'He tau kua hipa, he tau anō kei mua - A year passes and a new one is before us
2010 for me as Ako Aotearoa’s Kaihautū Māori was a year focused on a very important event - Tuia Te Ako. The inaugural Māori tertiary education hui consumed a lot of time, energy and resource, and in retrospect the word inaugural meant that it was always going to be that way. That all paid off however, with a positive evaluation from delegates, supportive feedback from sponsors and a happy Ako Aotearoa Māori Caucus.
There were many highlights; the keynotes, the irrepressible MC Rangi Mātaamua, the hui dinner and entertainment but what stays with me is the wairua and energy that the delegates brought with them from all parts of Te Ao Māori. Pipitea Marae was filled with debate, with laughter, heaps of it, but most of all with aroha; a deep concern for current Māori learners and the future success of Māori tertiary education - something Ako Aotearoa will strive to support in our Māori programmes.
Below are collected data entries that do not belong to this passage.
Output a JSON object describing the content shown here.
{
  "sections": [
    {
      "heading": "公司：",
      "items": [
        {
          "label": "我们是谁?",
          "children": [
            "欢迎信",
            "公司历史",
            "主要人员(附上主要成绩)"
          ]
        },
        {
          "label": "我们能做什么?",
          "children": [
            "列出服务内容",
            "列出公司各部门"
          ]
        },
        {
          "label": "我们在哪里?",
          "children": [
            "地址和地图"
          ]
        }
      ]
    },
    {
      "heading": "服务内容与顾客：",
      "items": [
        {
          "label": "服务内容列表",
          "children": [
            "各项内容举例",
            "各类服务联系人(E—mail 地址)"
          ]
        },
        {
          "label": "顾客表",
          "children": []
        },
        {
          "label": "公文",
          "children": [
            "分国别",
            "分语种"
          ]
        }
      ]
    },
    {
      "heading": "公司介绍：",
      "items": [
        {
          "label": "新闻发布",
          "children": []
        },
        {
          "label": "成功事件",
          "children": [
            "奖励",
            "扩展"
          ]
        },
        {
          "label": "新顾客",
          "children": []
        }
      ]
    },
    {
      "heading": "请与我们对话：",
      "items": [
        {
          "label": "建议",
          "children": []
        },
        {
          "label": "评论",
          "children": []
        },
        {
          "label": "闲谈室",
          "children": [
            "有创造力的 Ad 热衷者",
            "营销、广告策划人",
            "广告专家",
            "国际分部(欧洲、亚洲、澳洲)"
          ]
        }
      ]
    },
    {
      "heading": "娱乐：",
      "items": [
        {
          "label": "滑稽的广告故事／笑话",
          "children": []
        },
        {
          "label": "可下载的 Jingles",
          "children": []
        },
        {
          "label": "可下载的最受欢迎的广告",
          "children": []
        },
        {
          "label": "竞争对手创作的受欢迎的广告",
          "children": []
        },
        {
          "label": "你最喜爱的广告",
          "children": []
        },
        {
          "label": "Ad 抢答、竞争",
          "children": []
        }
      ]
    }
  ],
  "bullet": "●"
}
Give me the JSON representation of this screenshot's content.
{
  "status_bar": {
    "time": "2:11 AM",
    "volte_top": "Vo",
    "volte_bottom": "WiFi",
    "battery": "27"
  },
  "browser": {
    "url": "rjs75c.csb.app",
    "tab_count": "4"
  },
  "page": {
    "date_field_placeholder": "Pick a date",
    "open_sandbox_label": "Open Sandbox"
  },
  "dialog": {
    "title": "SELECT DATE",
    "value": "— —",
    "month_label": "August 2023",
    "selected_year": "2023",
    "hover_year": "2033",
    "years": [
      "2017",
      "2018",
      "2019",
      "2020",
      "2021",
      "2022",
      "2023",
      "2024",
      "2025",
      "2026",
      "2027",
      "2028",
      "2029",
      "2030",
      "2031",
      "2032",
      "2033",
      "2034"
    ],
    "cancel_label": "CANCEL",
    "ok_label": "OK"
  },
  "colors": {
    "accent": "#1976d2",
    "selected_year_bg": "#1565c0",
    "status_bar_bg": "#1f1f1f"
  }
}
All of these elements and more, we hope have been captured in the soon to be released proceedings from the hui, He Takohanga Whakaaro (A Gift of Understanding). He Takohanga Whakaaro features transcripts of the keynote speakers, summaries from the workshops, photos and video. We expect to launch the publication in the coming weeks and will let you know as soon as it happens.
On a more sombre note, my end of year holiday was put on hold when I went to farewell a friend, colleague, scholar and fervent supporter of Tuia Te Ako, Dr Maaka Laws. Maaka died suddenly over the Christmas break and we are all the poorer for his passing. Amongst the tributes, the words "aroha ki tana whānau" were repeated constantly. This was a hallmark of the work I did with Maaka and in particular, Tuia Te Ako 2010. Moe mai e te hoa.